George L. Singleton says:
The tribal and jiirga traditions are as feudal and unrelated to Western style democracy as an day is to night.
That's funny, because I've attended local Shuras, and there seemed to be some recognizable form of debate and collective decision-making based on representative agreement. I've attended a village level Shura in order to review local projects and the selection of new projects. I've spoken to villagers about the elder representation system. It was conveyed to me that the elders are not elected but can lose acceptance as representatives based on poor leadership, ideas, or influence. When you discuss shifting historical alliances as if they were the representative local politics that I observed, you would certainly come up with a different conclusion.
Since 9/11 almost daily dialogue with Afghans, together with good friends at pretty senior levels there, in the field, do not support you view.
I see. The pretty senior level people I saw spent very little time at the village level. They showed up, they met with a Wuliswahl or attended a district Shura, or they attended a Provincial Security Council meeting and they left. O-6 level visits were extremely rare and O-7 and above a white elephant. The higher the "pretty senior level," the farther from the ground reality.
However, you can use your new math ideology and allow me to depend on factual history and we are each entitled to construe different viewpoints respectfully and maybe even humorously for that matter.
Condescension will get you nearly as far as flattery with me, Sir, and does not appear to be respectful. My "new math ideology" is based on my experience on the ground in Afghanistan, which I will take over all of your course work and long distance conversations with Durrani leftovers any day of the week. I would submit, Sir, that I am in possession of more "facts" than you are in this case. Your attempt to snow me over with your historical credentials and "good friends at pretty senior levels" leaves me singularly unimpressed, and your attempt to brush me off with the equivalent of "you don't know what you are talking about, Sonny," leaves a faintly fecal scent, Sir. You are welcome to view that as humor.
I do not wish to waive the "Been There, Done That" T-shirt too boldly, but I have spent a considerable amount of time in Afghan villages at the local level speaking with local inhabitants who experience local politics on a daily basis. I subscribe to the school of "all politics is local." You may quote history as you like, but I've still got Afghan dust in some of my gear, Sir. This is not the rotor-washed dust of Bagram but the dust of Tag Ab, Chapahar, Kalagush, and Alingar.
I was not a ghost-chasing counter-guerrilla, Sir. I was an embedded advisor. I sometimes lived for weeks at a time "outside the wire."

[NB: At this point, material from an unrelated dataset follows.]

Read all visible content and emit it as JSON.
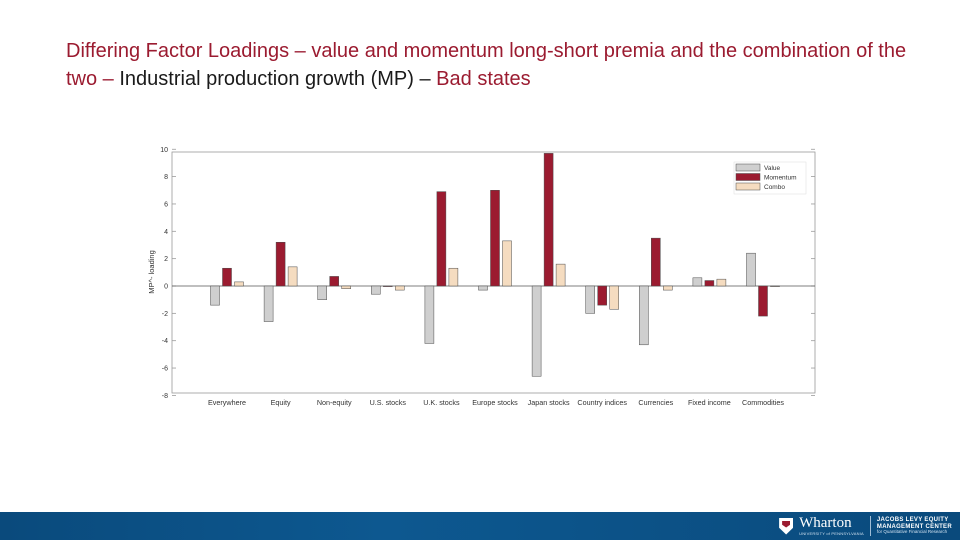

Again, the concept of locally elected/selected representatives to decision-making assemblies is not a foreign idea to Afghans. The idea of an elected central government is a very new idea to them, but is not completely incomprehensible to Afghans. They struggle with the concept of a national identity, but the ANA is a very good example of the fact that Afghans can get past tribalism and work together. Local loyalty often transcends tribal loyalty, and village politics has some vaguely democratic elements. Different from Western democracy? Yes. "Night and day?" No, Sir.

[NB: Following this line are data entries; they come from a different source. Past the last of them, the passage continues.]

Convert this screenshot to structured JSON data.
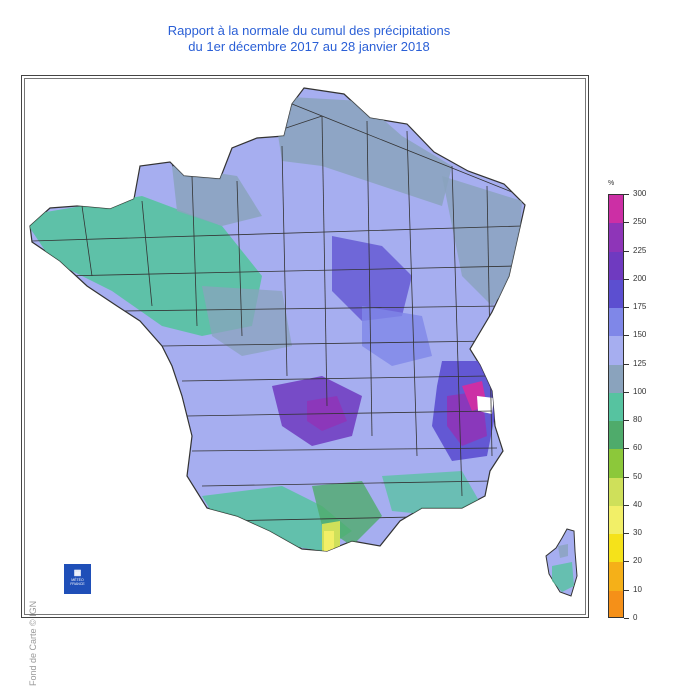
{
  "title": {
    "line1": "Rapport à la normale du cumul des précipitations",
    "line2": "du 1er décembre 2017 au 28 janvier 2018"
  },
  "map": {
    "region": "France",
    "base_color": "#a6aef0",
    "credit": "Fond de Carte © IGN",
    "logo_icon": "meteo-france-logo",
    "logo_text": "MÉTÉO FRANCE"
  },
  "legend": {
    "unit": "%",
    "classes": [
      {
        "label": "300",
        "color": "#cc2fa5"
      },
      {
        "label": "250",
        "color": "#8e35b8"
      },
      {
        "label": "225",
        "color": "#6f3ac0"
      },
      {
        "label": "200",
        "color": "#5c4fd0"
      },
      {
        "label": "175",
        "color": "#7f87e8"
      },
      {
        "label": "150",
        "color": "#a6aef0"
      },
      {
        "label": "125",
        "color": "#8aa3bd"
      },
      {
        "label": "100",
        "color": "#56c3a0"
      },
      {
        "label": "80",
        "color": "#4fab6b"
      },
      {
        "label": "60",
        "color": "#8cc83a"
      },
      {
        "label": "50",
        "color": "#cfe05a"
      },
      {
        "label": "40",
        "color": "#f2ef67"
      },
      {
        "label": "30",
        "color": "#f5e21a"
      },
      {
        "label": "20",
        "color": "#f5b018"
      },
      {
        "label": "10",
        "color": "#f59018"
      },
      {
        "label": "0",
        "color": "#ef6d1a"
      }
    ]
  }
}
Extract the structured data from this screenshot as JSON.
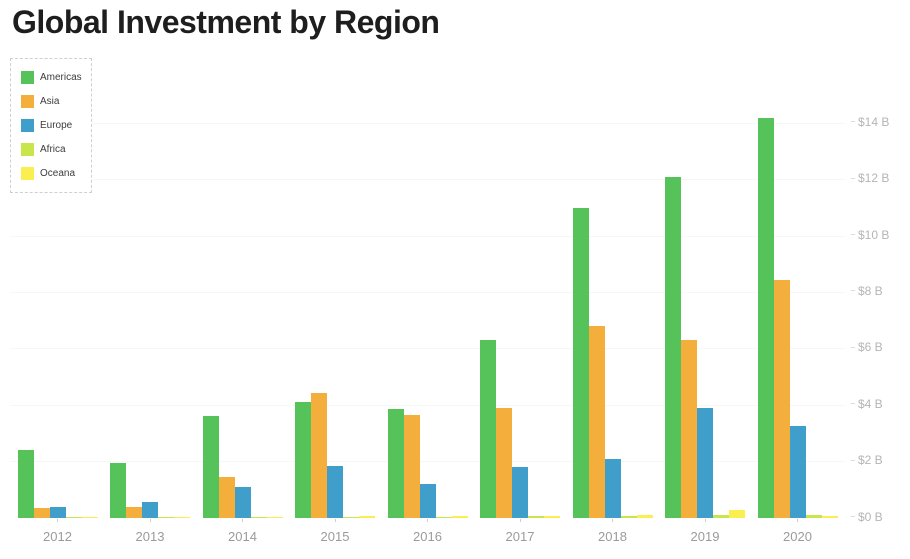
{
  "title": "Global Investment by Region",
  "chart_data": {
    "type": "bar",
    "title": "Global Investment by Region",
    "xlabel": "",
    "ylabel": "",
    "categories": [
      "2012",
      "2013",
      "2014",
      "2015",
      "2016",
      "2017",
      "2018",
      "2019",
      "2020"
    ],
    "series": [
      {
        "name": "Americas",
        "color": "#55c25a",
        "values": [
          2.4,
          1.95,
          3.6,
          4.1,
          3.85,
          6.3,
          11.0,
          12.1,
          14.2
        ]
      },
      {
        "name": "Asia",
        "color": "#f3ae3b",
        "values": [
          0.35,
          0.4,
          1.45,
          4.45,
          3.65,
          3.9,
          6.8,
          6.3,
          8.45
        ]
      },
      {
        "name": "Europe",
        "color": "#3f9fca",
        "values": [
          0.4,
          0.55,
          1.1,
          1.85,
          1.2,
          1.8,
          2.1,
          3.9,
          3.25
        ]
      },
      {
        "name": "Africa",
        "color": "#c8e64c",
        "values": [
          0.02,
          0.04,
          0.03,
          0.04,
          0.04,
          0.06,
          0.07,
          0.12,
          0.1
        ]
      },
      {
        "name": "Oceana",
        "color": "#fbee51",
        "values": [
          0.02,
          0.02,
          0.03,
          0.06,
          0.06,
          0.08,
          0.12,
          0.3,
          0.08
        ]
      }
    ],
    "y_ticks": [
      {
        "label": "$0 B",
        "value": 0
      },
      {
        "label": "$2 B",
        "value": 2
      },
      {
        "label": "$4 B",
        "value": 4
      },
      {
        "label": "$6 B",
        "value": 6
      },
      {
        "label": "$8 B",
        "value": 8
      },
      {
        "label": "$10 B",
        "value": 10
      },
      {
        "label": "$12 B",
        "value": 12
      },
      {
        "label": "$14 B",
        "value": 14
      }
    ],
    "ylim": [
      0,
      14.8
    ],
    "grid": "faint-horizontal",
    "legend_position": "top-left",
    "y_axis_side": "right"
  },
  "colors": {
    "title_text": "#1e1e1e",
    "axis_label_text": "#9b9b9b",
    "y_label_text": "#b5b5b5",
    "legend_text": "#3c3c3c",
    "legend_border": "#cfcfcf",
    "background": "#ffffff"
  }
}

There are a group of people who tend too far into social anthropology and get lost in the weeds. You would be surprised at the awareness that a lot of these backwoods villagers have of the basic concepts. It is in fact an issue in the districts that the district and provincial councils have only an advisory role and that the district and provincial governors are appointed and serve at the leisure of the president. These villagers would like to see these local executives become elected and therefore accountable to the local population. This would actually tie the traditional lines of power at the local level to the GIRoA.
This is an Afghan solution.
Over-analyzing the social anthropology of Afghanistan makes assumptions that are frequently in error visa vis the reality on the ground and is a distraction from the real point of this discussion, which is that our Soldiers are failed by training and leadership in their ability to be the "strategic Corporals" of COIN. Declaring the task too difficult, or even irrelevant, with pronouncements that Afghans are clueless as to any practices resembling democratic principles is diversionary. Further, it is incongruous with my personal observations at the local level.
Those are my "new math ideology" personal observations, Sir.